Thoughts On Work And Life

What a strange place we’re in! It is as if we are collectively holding our breath as we wait for something new – or maybe the other shoe to drop. We fear getting sick but seemed resigned to what seems like the inevitable. We take precautions and stay away from others. We live in our restricted and restrictive spaces, connected through our computers and smartphones. How long can we continue to talk to disembodied voices or pictures with sound before we forget what it’s like to be in the presence of others?

We make jokes about dressing from the waist up for video conferencing, and it’s a funny thought to wear sweat pants with a dress shirt and jacket. To me, it’s a physical representation of our disjointed lives. We’re at home and we’re at work. We are searching for a new normal in the midst of “stay at home” and social distancing.”

Many have the ability to work from home and manage the job and family in the same place. Of course, other issues arise when the family competes for space and internet bandwidth. Others do not have this luxury. They work in grocery stores, pharmacies, and warehouses. These workers still need child care and transportation. I worry that the “new normal” for these people has added more stress to what was already a difficult juggling act.

What I think this situation may force us to realize is how much we view ourselves from the perspective of our jobs and professions. “What do you do?” has become “What are you” in the work world. Without a specific place to embody that role, what are we? People who worked remotely prior to the pandemic may have already answered this question. For women, and especially mothers who work outside the home, having a clear line between who we are at home and who we are at work was helpful. What do you do when the workplace is home? I don’t have children at home now and it’s still difficult to get my husband to respect my work space and time.

But is who we are defined by others or the space we inhabit? Our individual identities are our own making. If we allow others to define who we are or identify our roles and the places in which we perform those roles as what we are, then we relinquish our autonomy. Why does this matter now? I see people running to redefine their lives because the pandemic has stripped them of their identity as they defined it.

Fear has taken hold of the world. Yes, we will get through this, but at what cost to our psyches? I realize that we, as humans, have the ability to reinvent ourselves many times over during our lives. If we are forced to reinvent ourselves because of an outside/external situation, why do we do it? Because we feel we can learn something new and grow or because one door was closed to us and we are forced to open another one?

I am just beginning to formulate tentative answers to these questions. I feel compelled to provide opportunities to people if they want to learn something new, but I also find myself in the same situation as someone trying to launch a new business. Should I pivot and do something different? What can I offer people to help them get through this?

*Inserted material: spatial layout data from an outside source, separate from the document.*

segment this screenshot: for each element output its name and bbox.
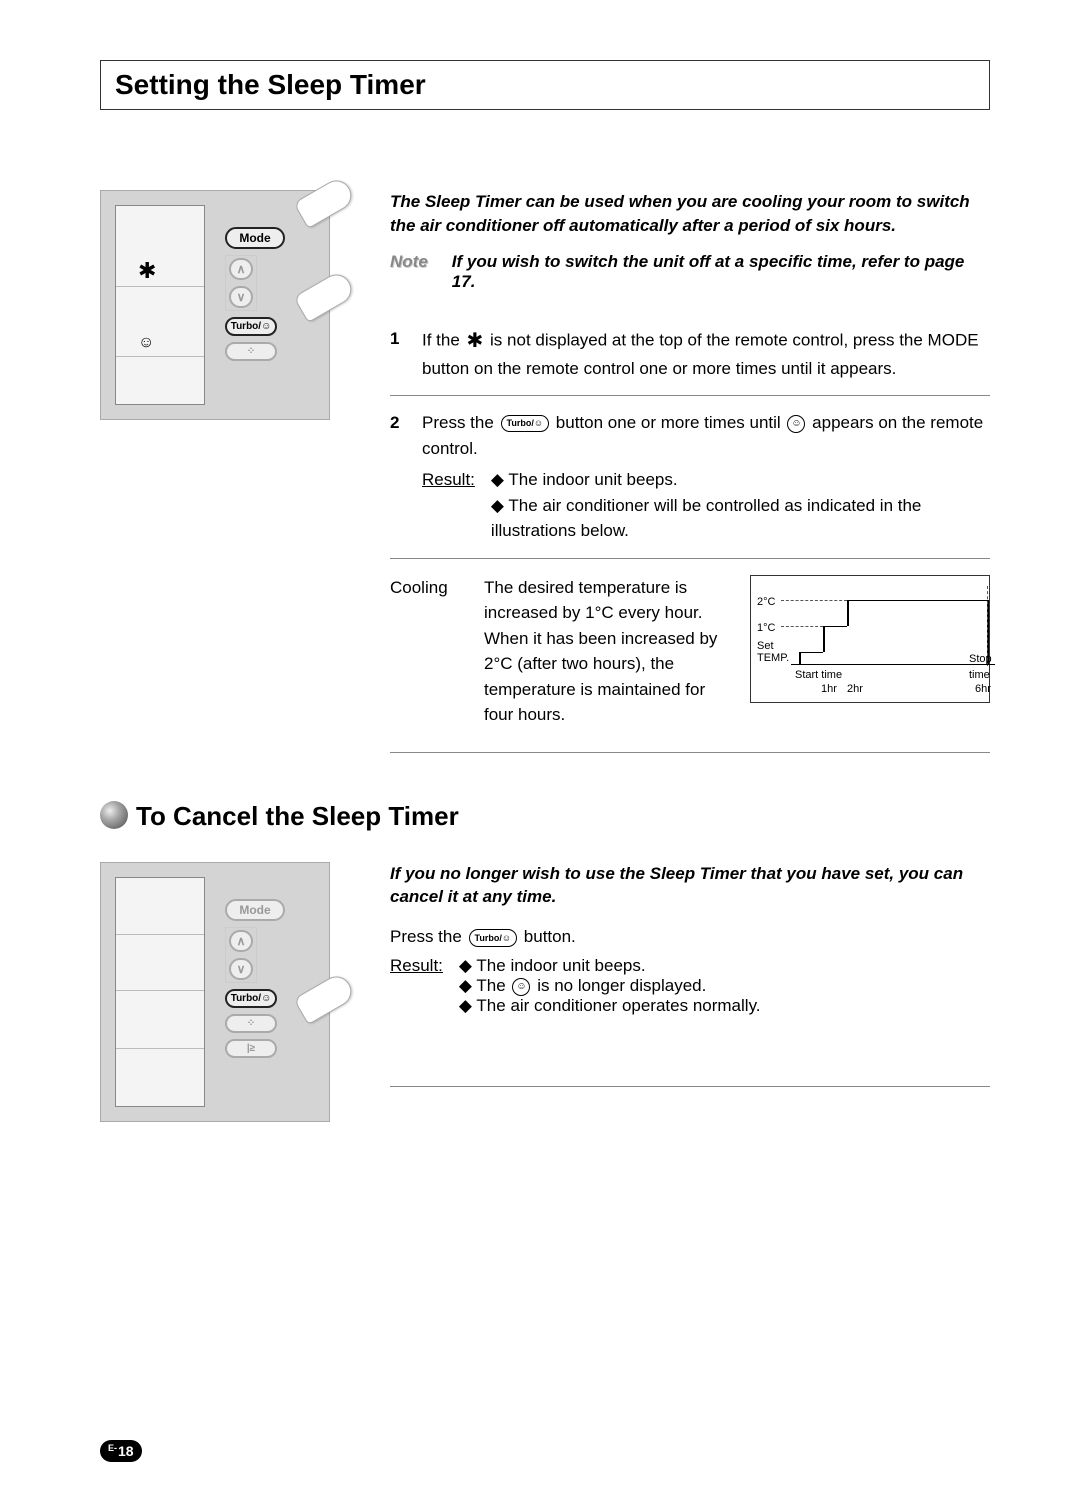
swing-button: ⁘	[225, 342, 277, 361]
result-item: The air conditioner will be controlled a…	[491, 493, 990, 544]
section-setting: ✱ ☺ Mode ∧ ∨ Turbo/☺ ⁘	[100, 190, 990, 757]
intro-text: The Sleep Timer can be used when you are…	[390, 190, 990, 238]
step-body: If the ✱ is not displayed at the top of …	[422, 326, 990, 382]
remote-screen	[115, 877, 205, 1107]
down-arrow-button: ∨	[229, 958, 253, 980]
step-1: 1 If the ✱ is not displayed at the top o…	[390, 316, 990, 392]
x-tick: 2hr	[847, 681, 863, 698]
result-block: Result: The indoor unit beeps. The ☺ is …	[390, 956, 990, 1016]
remote-screen: ✱ ☺	[115, 205, 205, 405]
bullet-sphere-icon	[100, 801, 128, 829]
turbo-sleep-button: Turbo/☺	[225, 317, 277, 336]
note-block: Note If you wish to switch the unit off …	[390, 252, 990, 292]
finger-pointer-icon	[293, 175, 356, 229]
cooling-label: Cooling	[390, 575, 458, 728]
snowflake-icon: ✱	[467, 326, 484, 356]
cooling-text: The desired temperature is increased by …	[484, 575, 724, 728]
result-label: Result:	[390, 956, 443, 1016]
result-item: The indoor unit beeps.	[459, 956, 990, 976]
step-number: 1	[390, 326, 406, 382]
turbo-pill-icon: Turbo/☺	[469, 929, 518, 947]
page-number: E-18	[100, 1440, 142, 1462]
sleep-icon: ☺	[787, 415, 805, 433]
up-arrow-button: ∧	[229, 930, 253, 952]
step-2: 2 Press the Turbo/☺ button one or more t…	[390, 400, 990, 554]
divider	[390, 752, 990, 753]
press-instruction: Press the Turbo/☺ button.	[390, 923, 990, 950]
page-title-frame: Setting the Sleep Timer	[100, 60, 990, 110]
snowflake-icon: ✱	[138, 258, 156, 284]
result-item: The ☺ is no longer displayed.	[459, 976, 990, 996]
temp-arrows: ∧ ∨	[225, 255, 257, 311]
intro-text: If you no longer wish to use the Sleep T…	[390, 862, 990, 910]
divider	[390, 558, 990, 559]
result-bullets: The indoor unit beeps. The ☺ is no longe…	[459, 956, 990, 1016]
y-tick: Set TEMP.	[757, 640, 797, 664]
mode-button: Mode	[225, 227, 285, 249]
remote-illustration-1: ✱ ☺ Mode ∧ ∨ Turbo/☺ ⁘	[100, 190, 330, 420]
x-tick: 1hr	[821, 681, 837, 698]
sleep-icon: ☺	[512, 978, 530, 996]
divider	[390, 1086, 990, 1087]
result-block: Result: The indoor unit beeps. The air c…	[422, 467, 990, 544]
step-number: 2	[390, 410, 406, 544]
result-item: The air conditioner operates normally.	[459, 996, 990, 1016]
mode-button: Mode	[225, 899, 285, 921]
airflow-button: |≥	[225, 1039, 277, 1058]
y-tick: 2°C	[757, 594, 775, 611]
down-arrow-button: ∨	[229, 286, 253, 308]
temp-arrows: ∧ ∨	[225, 927, 257, 983]
section-cancel: Mode ∧ ∨ Turbo/☺ ⁘ |≥ If you no longer w…	[100, 862, 990, 1122]
section-subtitle: To Cancel the Sleep Timer	[100, 801, 990, 832]
temperature-chart: 2°C 1°C Set TEMP.	[750, 575, 990, 703]
step-body: Press the Turbo/☺ button one or more tim…	[422, 410, 990, 544]
result-label: Result:	[422, 467, 475, 544]
swing-button: ⁘	[225, 1014, 277, 1033]
result-bullets: The indoor unit beeps. The air condition…	[491, 467, 990, 544]
x-tick: Stop time	[969, 651, 992, 684]
cooling-block: Cooling The desired temperature is incre…	[390, 563, 990, 748]
page-title: Setting the Sleep Timer	[115, 69, 975, 101]
note-text: If you wish to switch the unit off at a …	[452, 252, 990, 292]
up-arrow-button: ∧	[229, 258, 253, 280]
turbo-sleep-button: Turbo/☺	[225, 989, 277, 1008]
sleep-icon: ☺	[138, 334, 154, 352]
note-label: Note	[390, 252, 428, 292]
remote-illustration-2: Mode ∧ ∨ Turbo/☺ ⁘ |≥	[100, 862, 330, 1122]
y-tick: 1°C	[757, 620, 775, 637]
result-item: The indoor unit beeps.	[491, 467, 990, 493]
turbo-pill-icon: Turbo/☺	[501, 415, 550, 433]
divider	[390, 395, 990, 396]
manual-page: Setting the Sleep Timer ✱ ☺ Mode ∧ ∨ Tur…	[0, 0, 1080, 1510]
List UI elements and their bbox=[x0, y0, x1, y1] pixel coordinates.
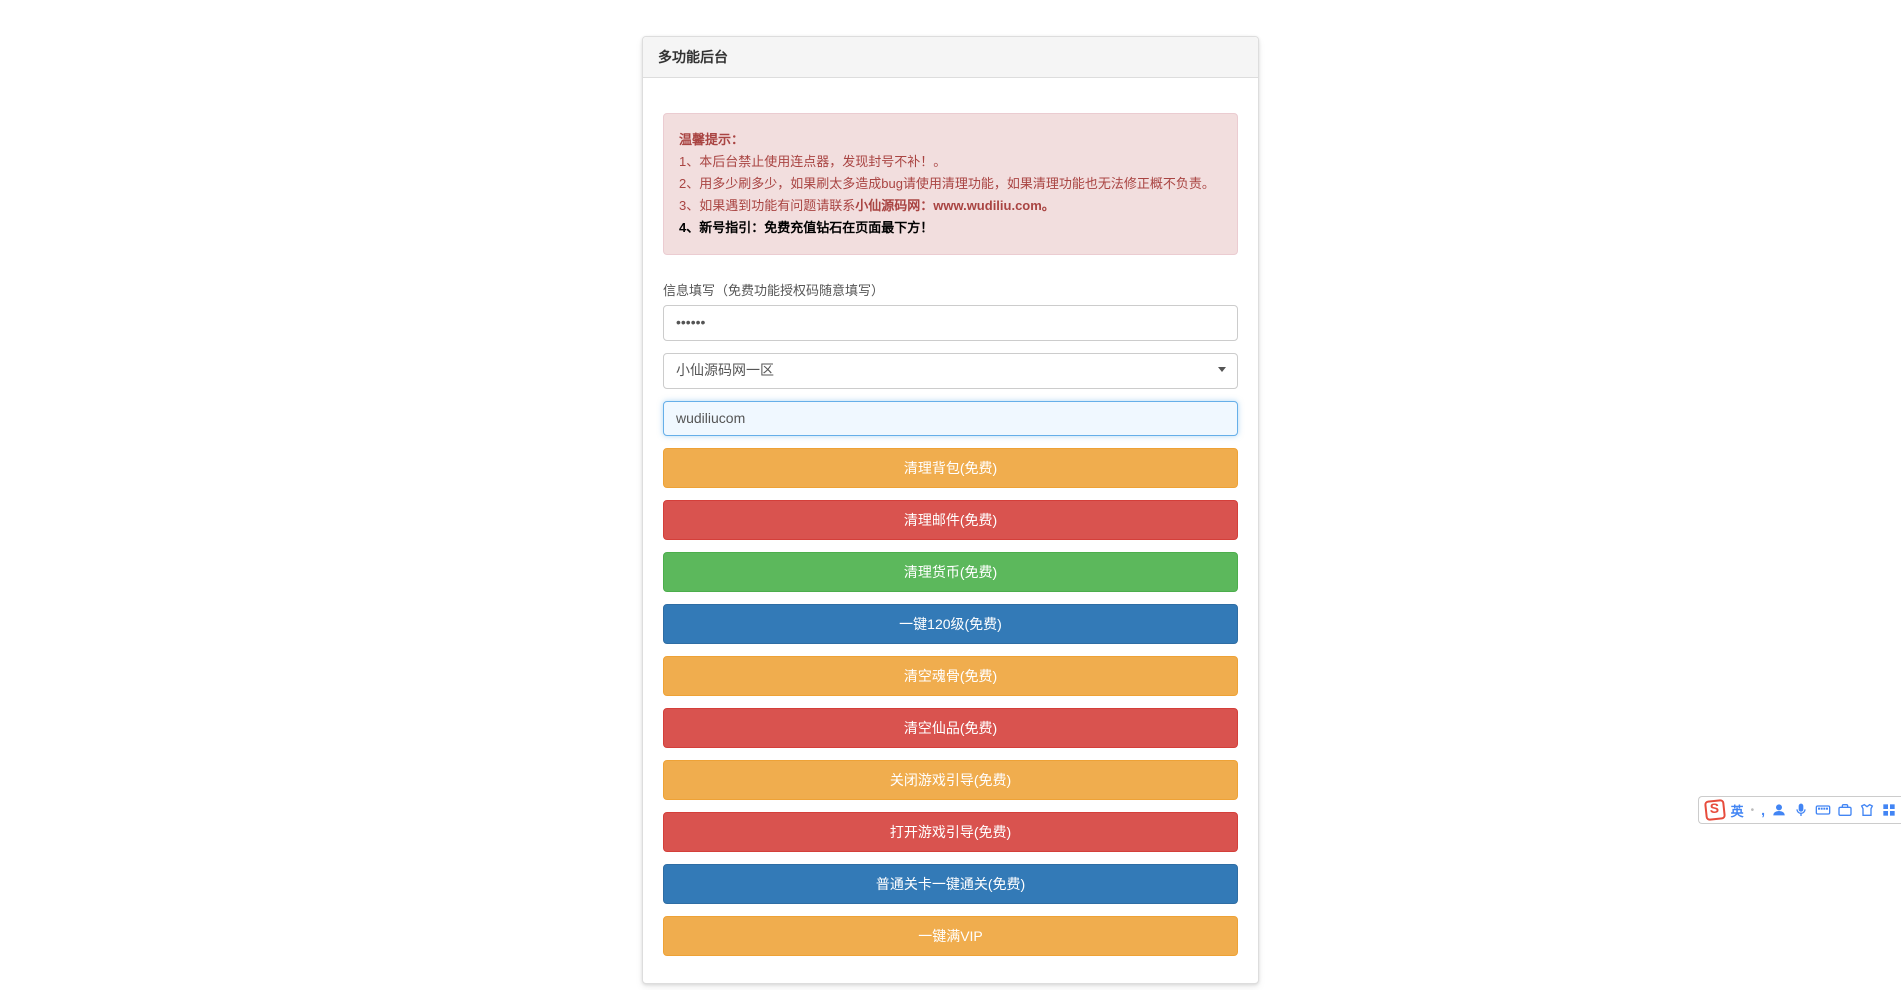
separator-icon: • bbox=[1751, 805, 1755, 816]
max-vip-button[interactable]: 一键满VIP bbox=[663, 916, 1238, 956]
level-120-button[interactable]: 一键120级(免费) bbox=[663, 604, 1238, 644]
alert-line-3-prefix: 3、如果遇到功能有问题请联系 bbox=[679, 198, 855, 213]
toolbox-icon[interactable] bbox=[1837, 802, 1853, 818]
main-panel: 多功能后台 温馨提示： 1、本后台禁止使用连点器，发现封号不补！。 2、用多少刷… bbox=[642, 36, 1259, 984]
keyboard-icon[interactable] bbox=[1815, 802, 1831, 818]
grid-icon[interactable] bbox=[1881, 802, 1897, 818]
ime-toolbar[interactable]: 英 • , bbox=[1698, 796, 1901, 824]
server-select[interactable]: 小仙源码网一区 bbox=[663, 353, 1238, 389]
panel-body: 温馨提示： 1、本后台禁止使用连点器，发现封号不补！。 2、用多少刷多少，如果刷… bbox=[643, 78, 1258, 983]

I worry that our sense of community has been seriously injured also. I mourn the loss of the in-person training sessions I offer because they provide me with a community of learners. Together we approach the material and discover its meaning and/or application. Those learners may be present on the other end of a webinar, but it’s not quite the same as being face-to-face in a room. I do what I can to create connection and participation in live, online training sessions. Analytics are sometimes my only resource to determine if they felt connected and interested.

I hope that we can learn to live together again when we emerge from this pandemic. I think the scars of this disease on our communities will take a long time to fade. My task seems simple, yet profound: to bring people together in communities of learning. In doing this, I play my part in our collective healing.